Fransız yazardır, tespitlerini yerinde bulurum, düşünce tarzını sevdiğim isimlerden biridir. Her ne kadar sadece yazar olarak geçse de, yazdıkları çok derin konulara öncülük eder, örneğin insanlar aşkla ilgili yazılar okumasalardı pek az kimse aşık olurdu. "Aşk" ve "nefret" gibi sözsel kategorilerin kazanılması, kendi içinde deneyimin biçimlenmesine yol açar. Birçok durumda uygun sözcükleri öğrenmeden, bazı deneyimleri edinmek olanağı bulunmayabilir gibi bir düşüncesi vardır.
wittgenstein sözcüklerin kavramsal açıdan bakışımızı değiştirmesini göstermek adına son derece basit bir örnek verir.

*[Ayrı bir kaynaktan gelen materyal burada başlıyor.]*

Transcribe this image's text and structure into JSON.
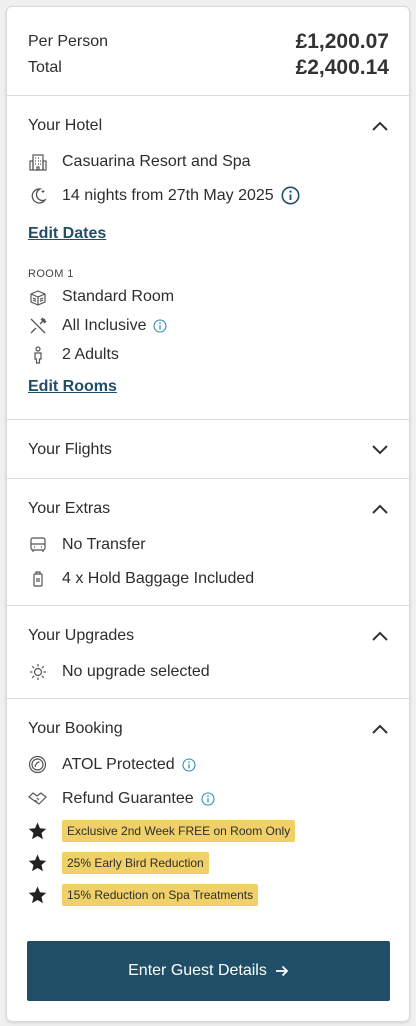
{
  "price": {
    "per_person_label": "Per Person",
    "per_person_value": "£1,200.07",
    "total_label": "Total",
    "total_value": "£2,400.14"
  },
  "hotel": {
    "title": "Your Hotel",
    "name": "Casuarina Resort and Spa",
    "dates": "14 nights from 27th May 2025",
    "edit_dates": "Edit Dates",
    "room_label": "ROOM 1",
    "room_type": "Standard Room",
    "board": "All Inclusive",
    "guests": "2 Adults",
    "edit_rooms": "Edit Rooms"
  },
  "flights": {
    "title": "Your Flights"
  },
  "extras": {
    "title": "Your Extras",
    "transfer": "No Transfer",
    "baggage": "4 x Hold Baggage Included"
  },
  "upgrades": {
    "title": "Your Upgrades",
    "status": "No upgrade selected"
  },
  "booking": {
    "title": "Your Booking",
    "atol": "ATOL Protected",
    "refund": "Refund Guarantee",
    "offers": [
      "Exclusive 2nd Week FREE on Room Only",
      "25% Early Bird Reduction",
      "15% Reduction on Spa Treatments"
    ]
  },
  "cta": {
    "label": "Enter Guest Details"
  },
  "colors": {
    "accent": "#1f4e66",
    "badge": "#f0d068",
    "info": "#2b8fb6"
  }
}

Bir üçgen çizer ve "şimdi bu tepe noktası, bunu ise taban olarak görün" der. Sonra da "şimdi de şunu tepe noktası, bunu ise taban olarak görün" Her iki durumda da aynı resme baktığınız halde, farklı bir deneyim içerisindesinizdir. Görsel araçları olmadığı için değil, kavramsal araçları olmadığı için, benim köpeğim böyle deyimler edinemez.
Dil sandığımızdan çok daha etkin şekilde düşüncelerimizi şekillendirir.
Özlü sözleri de güzeldir, sayfalarca anlatılmak istenileni bazen tek bir cümleye sıkıştırır.
"övgü yağdıranlar, övülmeyi bekleyenlerdir."